Program: Oral and Poster Abstracts
Type: Oral
Session: 501. Hematopoietic Stem and Progenitor Biology: New Insights into the Molecular Regulation of Hematopoietic Stem Cells
Hematology Disease Topics & Pathways:
HSCs, Biological Processes, epigenetics, Cell Lineage, hematopoiesis
Type: Oral
Session: 501. Hematopoietic Stem and Progenitor Biology: New Insights into the Molecular Regulation of Hematopoietic Stem Cells
Hematology Disease Topics & Pathways:
HSCs, Biological Processes, epigenetics, Cell Lineage, hematopoiesis
Saturday, December 5, 2020: 2:45 PM
RNA editing, adenosine (A)-to-inosine (I), plays a vital role in many biological processes. Our previous study has demonstrated that the hematopoietic stem and progenitor cells (HSPCs) deficient in adenosine deaminase acting on RNA 1 (Adar1), an RNA-editing enzyme, cannot reconstitute the irradiated recipients in vivo and form colonies in vitro (Xufeng R et al, PNAS 2009). However, the overall profile of RNA editome in hematopoiesis has not been established and the underlying mechanism how RNA editing governs the function of HSPCs is poorly defined. In this study, we sorted 12 murine adult hematopoietic cell populations and performed RNA sequencing.
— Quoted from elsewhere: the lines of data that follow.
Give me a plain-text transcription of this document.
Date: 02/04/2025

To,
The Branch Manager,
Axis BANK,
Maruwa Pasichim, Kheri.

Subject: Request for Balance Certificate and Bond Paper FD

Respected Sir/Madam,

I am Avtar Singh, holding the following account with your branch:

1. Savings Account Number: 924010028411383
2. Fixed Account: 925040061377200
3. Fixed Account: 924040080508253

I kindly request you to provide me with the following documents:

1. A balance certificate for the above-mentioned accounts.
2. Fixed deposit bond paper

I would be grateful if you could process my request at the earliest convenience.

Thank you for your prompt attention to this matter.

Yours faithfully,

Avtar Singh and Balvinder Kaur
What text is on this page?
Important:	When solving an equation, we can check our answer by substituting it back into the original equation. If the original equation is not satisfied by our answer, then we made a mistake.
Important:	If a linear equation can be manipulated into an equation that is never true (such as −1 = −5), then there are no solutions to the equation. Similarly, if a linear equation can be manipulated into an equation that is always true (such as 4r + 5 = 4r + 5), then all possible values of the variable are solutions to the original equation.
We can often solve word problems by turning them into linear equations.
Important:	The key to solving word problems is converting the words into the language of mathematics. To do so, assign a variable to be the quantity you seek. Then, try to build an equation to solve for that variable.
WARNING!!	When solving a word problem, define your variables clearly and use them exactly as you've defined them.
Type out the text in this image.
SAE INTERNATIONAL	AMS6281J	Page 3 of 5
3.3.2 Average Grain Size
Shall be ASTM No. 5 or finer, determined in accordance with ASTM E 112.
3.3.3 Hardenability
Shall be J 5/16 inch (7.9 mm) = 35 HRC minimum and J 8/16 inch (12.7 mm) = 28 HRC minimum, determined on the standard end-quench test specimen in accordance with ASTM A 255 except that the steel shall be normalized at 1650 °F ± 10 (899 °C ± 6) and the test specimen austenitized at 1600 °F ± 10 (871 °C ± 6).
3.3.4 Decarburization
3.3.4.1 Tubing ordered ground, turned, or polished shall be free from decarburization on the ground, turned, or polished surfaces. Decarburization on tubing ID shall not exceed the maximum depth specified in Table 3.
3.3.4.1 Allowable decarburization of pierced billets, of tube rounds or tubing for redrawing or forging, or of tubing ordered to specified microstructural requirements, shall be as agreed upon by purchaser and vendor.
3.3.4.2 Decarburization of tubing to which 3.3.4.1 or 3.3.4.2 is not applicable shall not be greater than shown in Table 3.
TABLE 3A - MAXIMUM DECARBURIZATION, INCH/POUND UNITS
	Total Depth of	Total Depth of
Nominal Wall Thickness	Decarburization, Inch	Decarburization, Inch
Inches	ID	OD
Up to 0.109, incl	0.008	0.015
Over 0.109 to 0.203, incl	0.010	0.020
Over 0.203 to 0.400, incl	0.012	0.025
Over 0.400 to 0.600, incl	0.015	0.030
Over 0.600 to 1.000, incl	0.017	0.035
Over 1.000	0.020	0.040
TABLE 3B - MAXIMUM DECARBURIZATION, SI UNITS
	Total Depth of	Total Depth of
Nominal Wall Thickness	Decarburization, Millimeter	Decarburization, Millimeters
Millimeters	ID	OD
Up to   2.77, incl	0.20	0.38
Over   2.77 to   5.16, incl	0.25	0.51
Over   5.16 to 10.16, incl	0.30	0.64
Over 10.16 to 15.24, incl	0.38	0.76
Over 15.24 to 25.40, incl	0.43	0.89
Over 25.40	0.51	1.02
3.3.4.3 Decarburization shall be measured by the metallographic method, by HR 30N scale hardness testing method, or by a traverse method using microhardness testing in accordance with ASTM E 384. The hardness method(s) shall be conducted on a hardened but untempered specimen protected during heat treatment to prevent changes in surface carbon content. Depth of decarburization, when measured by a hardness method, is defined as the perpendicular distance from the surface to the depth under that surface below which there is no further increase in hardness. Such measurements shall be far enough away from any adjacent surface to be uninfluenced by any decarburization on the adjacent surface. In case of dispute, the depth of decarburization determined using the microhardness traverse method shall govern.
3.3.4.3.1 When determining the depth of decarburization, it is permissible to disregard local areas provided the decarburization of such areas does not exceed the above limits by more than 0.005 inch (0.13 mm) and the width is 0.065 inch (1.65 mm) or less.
We depicted the landscape of RNA editome in hematopoietic cells and identified 30,796 editing sites in total. The dynamic landscape of RNA editome comprised of stage/group-specific as well as house-keeping editing patterns. Notably, antizyme inhibitor 1 (Azin1) was uncovered to be highly edited in HSPCs. To understand whether edited Azin1 was required for functioning of HSPCs, we transduced c-Kit+ HSPCs with the lentivirus carrying Azin1 cDNAs with distinct editing frequencies. c-Kit+ cells transduced with fully edited Azin1 showed enhanced reconstitution, compared to that transduced with partially edited or non-edited Azin1. Specifically, inability of RNA editing in Azin1 blocked the differentiation of hematopoietic stem cells (HSCs) in vivo. Moreover, a similar finding was obtained when Azin1 was knocked down. In conclusion, RNA editing of Azin1 (i) results in amino acid change to induce AZIN1 translocation to the nucleus, (ii) enhances AZIN1 binding affinity for DEAD box polypeptide 1 (DDX1) to alter the DDX1 chromatin distribution, and (iii) changes the expression of multiple hematopoietic regulators to ultimately promote HSPC differentiation. This work provides a valuable resource for studying RNA editing and delineates an essential role of Azin1 RNA editing in HSPCs.
Disclosures: No relevant conflicts of interest to declare.